Define a secondary task:

\[q_{\text{desired}} = \frac{q_{\text{min}} + q_{\text{max}}}{2}\]

Define an artificial velocity task:

\[v_2 = -k (q - q_{\text{desired}})\]

This “pulls” the joint back toward its center.

🧠 Implementation (in null space of primary task):

Use the null-space projection:

\[v = v_1 + N_1 v_2\]

Where:

  • $( v_1 = J_1^+ V_1 )$: primary task velocity
  • $( v_2 = -k (q - q_{\text{desired}}) )$: secondary joint-centering velocity
  • $( N_1 = I - J_1^+ J_1 )$: null space projector

This way, joint centering only happens if it doesn’t interfere with the high-priority task.

✅ Summary

Concept Purpose Priority Level Implementation
Task Prioritization Respect task importance order Multiple Null-space projection
Joint Centering Avoid joint limits, improve manipulability Usually lower Secondary task in null-space

📌 Real-World Use

  • Humanoids: Balance is high-priority; posture and gestures are lower.
  • Manipulators: End-effector motion is primary; joint centering is secondary.
  • Mobile robots: Obstacle avoidance might override goal reaching when in conflict.
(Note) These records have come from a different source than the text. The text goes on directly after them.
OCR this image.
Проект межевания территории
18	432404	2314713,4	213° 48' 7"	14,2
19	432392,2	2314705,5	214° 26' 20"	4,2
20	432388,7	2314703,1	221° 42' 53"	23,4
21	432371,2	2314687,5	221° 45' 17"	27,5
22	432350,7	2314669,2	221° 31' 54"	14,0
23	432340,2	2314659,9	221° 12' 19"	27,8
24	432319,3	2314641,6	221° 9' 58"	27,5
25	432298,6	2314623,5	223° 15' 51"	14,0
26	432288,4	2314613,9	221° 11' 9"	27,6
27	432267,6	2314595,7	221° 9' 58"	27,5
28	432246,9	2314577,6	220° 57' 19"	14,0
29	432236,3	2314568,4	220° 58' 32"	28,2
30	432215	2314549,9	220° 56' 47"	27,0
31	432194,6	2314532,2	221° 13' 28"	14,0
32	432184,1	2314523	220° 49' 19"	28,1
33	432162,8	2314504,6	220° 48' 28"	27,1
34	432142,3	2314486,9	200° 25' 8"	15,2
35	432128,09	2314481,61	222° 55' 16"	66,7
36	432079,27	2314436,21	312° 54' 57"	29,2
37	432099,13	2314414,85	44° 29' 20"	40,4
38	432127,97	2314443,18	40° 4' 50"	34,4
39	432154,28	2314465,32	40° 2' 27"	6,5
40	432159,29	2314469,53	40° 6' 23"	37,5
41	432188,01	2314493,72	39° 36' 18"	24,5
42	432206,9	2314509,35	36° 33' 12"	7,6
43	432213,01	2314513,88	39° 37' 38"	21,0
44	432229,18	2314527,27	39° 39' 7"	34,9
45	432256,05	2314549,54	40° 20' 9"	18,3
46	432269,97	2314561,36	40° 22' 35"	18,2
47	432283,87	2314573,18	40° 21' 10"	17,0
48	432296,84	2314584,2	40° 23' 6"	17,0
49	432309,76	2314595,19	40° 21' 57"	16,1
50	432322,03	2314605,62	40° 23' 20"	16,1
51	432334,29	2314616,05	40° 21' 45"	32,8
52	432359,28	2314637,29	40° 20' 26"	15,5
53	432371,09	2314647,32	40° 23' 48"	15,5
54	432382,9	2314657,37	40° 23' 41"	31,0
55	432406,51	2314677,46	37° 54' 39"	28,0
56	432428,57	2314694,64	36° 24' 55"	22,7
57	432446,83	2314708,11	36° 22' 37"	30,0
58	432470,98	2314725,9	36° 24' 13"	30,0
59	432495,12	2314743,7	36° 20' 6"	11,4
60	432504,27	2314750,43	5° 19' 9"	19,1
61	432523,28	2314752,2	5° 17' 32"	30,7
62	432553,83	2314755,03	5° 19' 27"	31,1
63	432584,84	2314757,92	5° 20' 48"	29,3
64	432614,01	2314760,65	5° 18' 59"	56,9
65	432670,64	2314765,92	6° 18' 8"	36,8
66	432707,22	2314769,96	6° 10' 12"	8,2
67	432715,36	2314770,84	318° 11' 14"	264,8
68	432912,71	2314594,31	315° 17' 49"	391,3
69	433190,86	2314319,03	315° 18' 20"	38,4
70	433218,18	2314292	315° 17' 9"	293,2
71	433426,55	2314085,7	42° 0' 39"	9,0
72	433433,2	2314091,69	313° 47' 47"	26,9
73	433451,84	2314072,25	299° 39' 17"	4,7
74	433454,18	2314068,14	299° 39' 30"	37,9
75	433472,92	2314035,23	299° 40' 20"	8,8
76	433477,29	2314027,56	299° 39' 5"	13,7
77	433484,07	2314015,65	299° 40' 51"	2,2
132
Alternative Formulation: Drake’s Default DIK

Pose Tracking

  • Convert desired pose $( X^{G_d} )$ into spatial velocity: \(V^{G_d} = \frac{1}{h}(X^G X^{G_d^{-1}})\)

Linear Program (LP) Formulation

  • Drake’s DIK implementation (e.g., addDiffIK): \(\max_{v_n, \alpha} \alpha\) \(\text{subject to } J^G(q)v_n = \alpha V^{G_d}, \quad 0 \le \alpha \le 1\)

  • Properties:
    • Robot moves in correct direction.
    • Slows down (via $( \alpha < 1 )$) if constraints are hit.
    • If infeasible: robot stops ($( \alpha = 0 )$).
  • Relaxed Formulation (Operator Intuition):
    • Scale individual Cartesian components (x, y, z, roll, pitch, yaw).

Drake’s Mathematical Program Solver

  • MathematicalProgram class:
    • Define decision variables.
    • Add constraints: AddConstraint().
    • Add objectives: AddCost().
  • Efficiency:
    • Solves QP or LP nearly instantly.
    • Suitable for real-time (100–500 Hz control loops).